Bahçeli, who has been among the process's most vocal proponents, said in May that the initiative was nearing realization and proposed that imprisoned PKK leader Abdullah Öcalan be designated as a "Peace Process and Political Affairs Coordinator" to oversee the group's disarmament and dissolution, a role he said would be strictly limited to ending armed hostilities and would leave Öcalan's prison sentence unchanged.
Yet even as senior Turkish officials express optimism, significant fractures have emerged. PKK commander Murat Karayılan claimed the process had "effectively been frozen by the government," citing more than a month without contact with Öcalan and criticizing Ankara for demanding disarmament without offering corresponding legal guarantees.
The Peoples' Equality and Democracy Party (DEM Party) has positioned itself between the two narratives, with deputy co-chair Mahfuz Güleryüz describing the situation as a "temporary stalemate" rather than a full halt, while acknowledging that the absence of a promised legal roadmap and direct communication with Öcalan remain serious obstacles.
Behind the scenes, Türkiye's National Intelligence Organization (MIT) has been holding contacts with PKK representatives in Qandil, and the government is reportedly drafting legislation, tentatively titled the "Social Integration and National Harmony Law Proposal," to create a formal legal framework for the reintegration of former fighters.

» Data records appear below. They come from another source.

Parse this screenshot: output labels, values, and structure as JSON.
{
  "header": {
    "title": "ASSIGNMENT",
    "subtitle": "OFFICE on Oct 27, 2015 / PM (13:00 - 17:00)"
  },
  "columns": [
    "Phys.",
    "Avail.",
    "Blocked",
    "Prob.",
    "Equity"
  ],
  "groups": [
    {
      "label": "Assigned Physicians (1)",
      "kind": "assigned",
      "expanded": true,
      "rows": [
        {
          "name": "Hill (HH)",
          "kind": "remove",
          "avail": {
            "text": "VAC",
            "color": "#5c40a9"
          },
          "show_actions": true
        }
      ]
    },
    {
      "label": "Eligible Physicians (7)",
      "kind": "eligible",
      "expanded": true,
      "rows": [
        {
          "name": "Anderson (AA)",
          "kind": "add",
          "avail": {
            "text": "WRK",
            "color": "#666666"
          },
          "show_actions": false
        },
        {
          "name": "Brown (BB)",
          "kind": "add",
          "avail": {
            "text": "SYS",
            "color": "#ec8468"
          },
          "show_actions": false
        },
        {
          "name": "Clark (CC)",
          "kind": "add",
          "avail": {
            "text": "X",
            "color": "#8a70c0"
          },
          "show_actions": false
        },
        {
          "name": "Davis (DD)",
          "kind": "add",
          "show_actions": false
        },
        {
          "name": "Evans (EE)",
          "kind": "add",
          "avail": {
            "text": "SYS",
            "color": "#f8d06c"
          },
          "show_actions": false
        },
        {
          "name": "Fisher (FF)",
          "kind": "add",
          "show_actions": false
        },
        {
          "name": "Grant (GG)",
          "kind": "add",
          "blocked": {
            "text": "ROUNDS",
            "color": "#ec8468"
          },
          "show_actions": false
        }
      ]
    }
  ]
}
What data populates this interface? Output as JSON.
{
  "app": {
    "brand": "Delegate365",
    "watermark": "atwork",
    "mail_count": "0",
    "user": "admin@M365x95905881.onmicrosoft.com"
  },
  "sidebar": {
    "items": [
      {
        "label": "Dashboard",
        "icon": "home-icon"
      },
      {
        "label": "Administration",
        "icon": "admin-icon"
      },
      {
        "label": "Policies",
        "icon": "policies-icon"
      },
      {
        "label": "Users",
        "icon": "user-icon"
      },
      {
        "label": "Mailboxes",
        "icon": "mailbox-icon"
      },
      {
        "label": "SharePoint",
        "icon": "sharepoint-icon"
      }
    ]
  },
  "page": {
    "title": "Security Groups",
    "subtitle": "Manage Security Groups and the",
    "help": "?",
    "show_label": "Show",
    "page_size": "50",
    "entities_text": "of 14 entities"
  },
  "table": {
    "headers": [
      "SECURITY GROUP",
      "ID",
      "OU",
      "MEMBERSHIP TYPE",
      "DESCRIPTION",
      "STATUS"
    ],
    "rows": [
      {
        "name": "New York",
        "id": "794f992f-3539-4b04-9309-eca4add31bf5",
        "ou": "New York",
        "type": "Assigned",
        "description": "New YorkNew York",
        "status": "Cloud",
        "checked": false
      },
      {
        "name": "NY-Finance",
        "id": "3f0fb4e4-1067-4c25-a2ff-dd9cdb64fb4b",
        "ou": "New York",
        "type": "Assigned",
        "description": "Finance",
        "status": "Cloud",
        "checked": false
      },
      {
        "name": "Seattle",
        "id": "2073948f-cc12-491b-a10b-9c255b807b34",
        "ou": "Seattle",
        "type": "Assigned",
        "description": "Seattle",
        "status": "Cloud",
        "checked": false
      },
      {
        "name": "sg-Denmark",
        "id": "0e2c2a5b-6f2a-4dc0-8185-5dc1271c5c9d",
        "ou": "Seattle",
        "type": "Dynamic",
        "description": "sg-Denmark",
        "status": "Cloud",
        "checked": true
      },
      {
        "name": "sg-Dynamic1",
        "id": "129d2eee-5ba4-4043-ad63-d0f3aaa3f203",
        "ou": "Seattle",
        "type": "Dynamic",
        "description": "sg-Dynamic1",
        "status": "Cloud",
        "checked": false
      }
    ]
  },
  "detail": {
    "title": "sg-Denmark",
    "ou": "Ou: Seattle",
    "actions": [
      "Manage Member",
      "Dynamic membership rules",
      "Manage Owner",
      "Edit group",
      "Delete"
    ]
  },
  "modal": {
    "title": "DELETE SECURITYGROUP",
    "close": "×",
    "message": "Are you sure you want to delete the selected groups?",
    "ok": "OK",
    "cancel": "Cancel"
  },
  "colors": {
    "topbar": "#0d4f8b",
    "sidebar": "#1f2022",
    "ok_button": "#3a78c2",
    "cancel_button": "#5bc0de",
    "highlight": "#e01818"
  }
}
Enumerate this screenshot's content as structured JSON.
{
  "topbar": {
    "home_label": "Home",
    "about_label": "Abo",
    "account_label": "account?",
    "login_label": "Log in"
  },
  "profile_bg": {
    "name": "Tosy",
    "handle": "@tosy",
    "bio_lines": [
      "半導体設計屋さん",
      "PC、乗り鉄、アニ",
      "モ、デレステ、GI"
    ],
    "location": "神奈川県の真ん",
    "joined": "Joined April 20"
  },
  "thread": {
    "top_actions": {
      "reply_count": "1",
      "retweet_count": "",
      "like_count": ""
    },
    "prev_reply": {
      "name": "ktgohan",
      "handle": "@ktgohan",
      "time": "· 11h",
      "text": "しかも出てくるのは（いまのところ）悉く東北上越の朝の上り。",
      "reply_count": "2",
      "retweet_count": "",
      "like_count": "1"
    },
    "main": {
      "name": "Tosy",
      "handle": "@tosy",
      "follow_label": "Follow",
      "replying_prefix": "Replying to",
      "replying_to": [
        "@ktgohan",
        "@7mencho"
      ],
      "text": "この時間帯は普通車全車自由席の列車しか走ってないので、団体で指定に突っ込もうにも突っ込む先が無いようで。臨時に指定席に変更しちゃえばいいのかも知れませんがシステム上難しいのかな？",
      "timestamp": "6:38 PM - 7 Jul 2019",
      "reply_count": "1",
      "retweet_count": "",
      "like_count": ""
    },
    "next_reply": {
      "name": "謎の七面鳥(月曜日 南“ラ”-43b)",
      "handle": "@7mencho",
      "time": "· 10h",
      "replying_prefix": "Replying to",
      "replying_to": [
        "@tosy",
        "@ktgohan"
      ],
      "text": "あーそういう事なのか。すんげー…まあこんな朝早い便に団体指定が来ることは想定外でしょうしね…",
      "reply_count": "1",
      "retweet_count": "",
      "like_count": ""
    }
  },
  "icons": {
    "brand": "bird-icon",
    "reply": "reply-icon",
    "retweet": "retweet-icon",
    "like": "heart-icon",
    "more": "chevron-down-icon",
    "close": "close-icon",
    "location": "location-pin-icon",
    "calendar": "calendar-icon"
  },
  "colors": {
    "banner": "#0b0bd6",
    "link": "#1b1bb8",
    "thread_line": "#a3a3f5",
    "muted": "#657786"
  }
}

By framing the peace process alongside constitutional renewal, both Kurtulmuş and Erdoğan are signaling that Ankara envisions the resolution of the Kurdish question not as a standalone security arrangement, but as part of a wider restructuring of Türkiye's political order.
Whether that vision can bridge the gap between the government's optimism and the Kurdish political actors' demands for concrete legal guarantees remains the defining question of the months ahead.